Having jurisdiction to proceed with this inquiry, the all-important question propounded by petitioners will be answered. If their contention is sound, that the second subdivision of § 202 of our fundamental law but authorizes legislation facilitating amendments thereto by initiative, and is not self-executing, and therefore inoperative, as yet no such legislation having been provided, it follows that no valid petition to initiate a constitutional amendment has been filed, and the threatened act of the secretary of state would in any event but result in a nullity. In other words, the question presented is whether subdiv. 2 of § 202 of our Constitution, as amended, is self-executing. The following, taken from Cooley's Constitutional Limitations, was adopted in State ex rel. Ohlquist v. Swan, 1 N. D. 5-13, 44 N. W. 492, as one test as to whether a constitutional provision is self-executing, viz: "A constitutional provision may be said to be self-executing if it supplies a sufficient rule by means of which the right given may be enjoyed and protected, or the duty imposed may be enforced; and it is not selfexecuting when it merely indicates principles without laying down rules by means of which those principles may be given the force of law." This test is settled law, and nearly every case on the subject quotes it. "It has been said that the question in every case is whether the language of a constitutional provision is addressed to the courts or to the legislature. Willis v. Mabon (Willis v. St. Paul Sanitation Co.) 48 Minn. 140, 16 L.R.A. 281, 31 Am.

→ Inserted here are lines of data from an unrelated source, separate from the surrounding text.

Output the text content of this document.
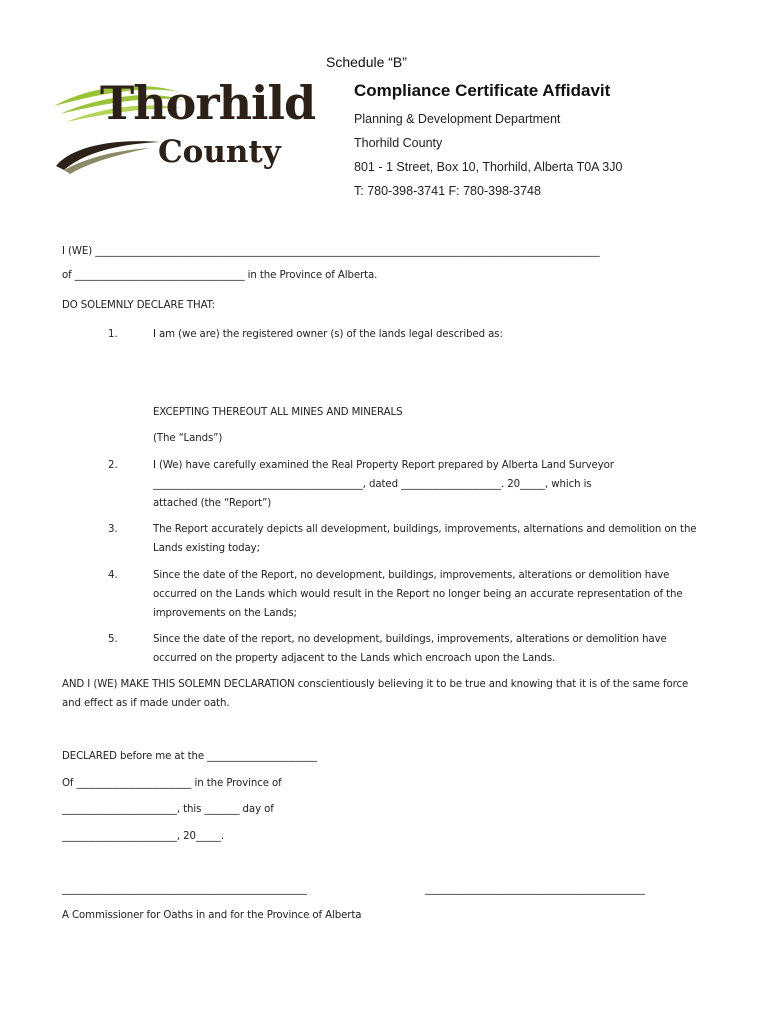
Schedule “B”
Thorhild
County
Compliance Certificate Affidavit
Planning & Development Department
Thorhild County
801 - 1 Street, Box 10, Thorhild, Alberta T0A 3J0
T: 780-398-3741 F: 780-398-3748
I (WE) _____________________________________________________________________________________________________
of __________________________________ in the Province of Alberta.
DO SOLEMNLY DECLARE THAT:
1.	I am (we are) the registered owner (s) of the lands legal described as:
EXCEPTING THEREOUT ALL MINES AND MINERALS
(The “Lands”)
2.	I (We) have carefully examined the Real Property Report prepared by Alberta Land Surveyor
__________________________________________, dated ____________________. 20_____, which is
attached (the “Report”)
3.	The Report accurately depicts all development, buildings, improvements, alternations and demolition on the
Lands existing today;
4.	Since the date of the Report, no development, buildings, improvements, alterations or demolition have
occurred on the Lands which would result in the Report no longer being an accurate representation of the
improvements on the Lands;
5.	Since the date of the report, no development, buildings, improvements, alterations or demolition have
occurred on the property adjacent to the Lands which encroach upon the Lands.
AND I (WE) MAKE THIS SOLEMN DECLARATION conscientiously believing it to be true and knowing that it is of the same force
and effect as if made under oath.
DECLARED before me at the ______________________
Of _______________________ in the Province of
_______________________, this _______ day of
_______________________, 20_____.
_________________________________________________	____________________________________________
A Commissioner for Oaths in and for the Province of Alberta
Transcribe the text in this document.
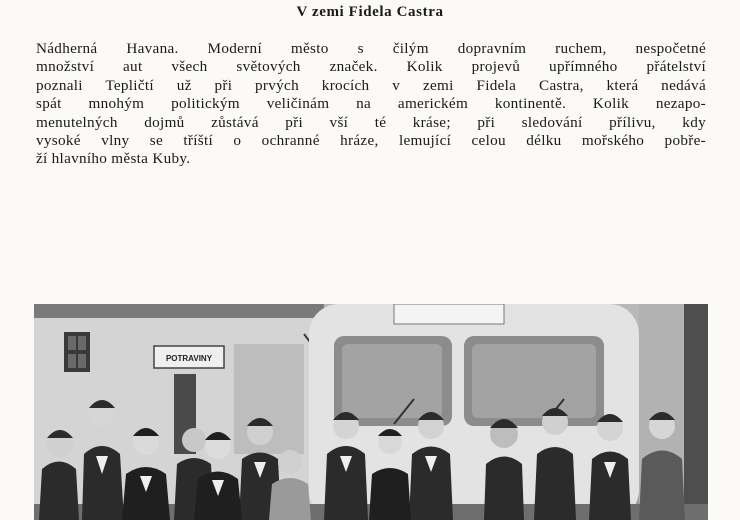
V zemi Fidela Castra
Nádherná Havana. Moderní město s čilým dopravním ruchem, nespočetné
množství aut všech světových značek. Kolik projevů upřímného přátelství
poznali Tepličtí už při prvých krocích v zemi Fidela Castra, která nedává
spát mnohým politickým veličinám na americkém kontinentě. Kolik nezapo-
menutelných dojmů zůstává při vší té kráse; při sledování přílivu, kdy
vysoké vlny se tříští o ochranné hráze, lemující celou délku mořského pobře-
ží hlavního města Kuby.
POTRAVINY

St. Rep. 626, 50 N. W. 1110; State v. Kyle, 166 Mo. 287, 56 L.R.A. 115, 65 S. W. 763. A provision that the legislature should make suitable provisions for carrying a constitutional amendment into effect is obviously addressed to the legislature, and is indicative of the intention that such amendment should not become effective until made so by an act of the legislature." 6 R. C. L. 58: citing Tuttle v. National Bank, 161 Ill. 497, 34 L.R.A. 750, 44 N. E. 984; State ex rel. Toledo v. Lynch, 88 Ohio, St. 71, 48 L.R.A. (N.S.) 720, 102 N. E. 670, Ann. Cas. 1914D. 949; Ex parte Wagner, 18 Ann.

Cas. 197, and note (21 Okla. 33, 95 Pac. 435) and also note to 7 Ann. Cas. 628. "One of the recognized rules is that a constitutional provision is not self-executing when it merely lays down general principles, but that it is self-executing if it supplies a sufficient rule by means of which the right which it grants may be enjoyed and protected, or the duty which it imposes may be enforced without the aid of a legislative enactment. In other words, it must be regarded as self-executing if the nature and extent of the right conferred and the liability imposed are fixed by the Constitution itself, so that they can be determined by an examination and construction of its terms, and there is no language indicating that the subject is referred to the legislature for action." 6 R. C. L. 59, citing Willis v. Mabon, supra. "Indeed the question has been said to be one of intention in every case." 6 R. C. L. 57, citing Illinois C. R. Co. v. Ihlenberg, 34 L.R.A. 393, 21 C. C. A. 546, 43 U. S. App. 726, 75 Fed. 873; Tuttle v. National Bank, 161 Ill. 497, 34 L.R.A. 750, 44 N. E. 984; Newport News v. Woodward, 7 Ann. Cas. 625, and note, (104 Va. 58, 51 S. E. 193). "A constitutional provision is self-executing where no legislation is necessary to give effect to it." 6 R. C. L. 57; State v. Caldwell, 50 La. Ann. 666, 41 L.R.A. 718, 69 Am. St. Rep. 465, 23 So. 869. And the nature of the subject matter may also be decisive of the question, as instanced by constitutional guaranties of personal rights and liberties, merely rules of law operating directly as self-executing mandates and guaranties. But with such we are not concerned, they being without the scope of the inquiry, as subdiv. 2 of § 202 under consideration purports to relate to procedure, viz., the method to be followed and the conditions imposed in amending our fundamental law by the initiative.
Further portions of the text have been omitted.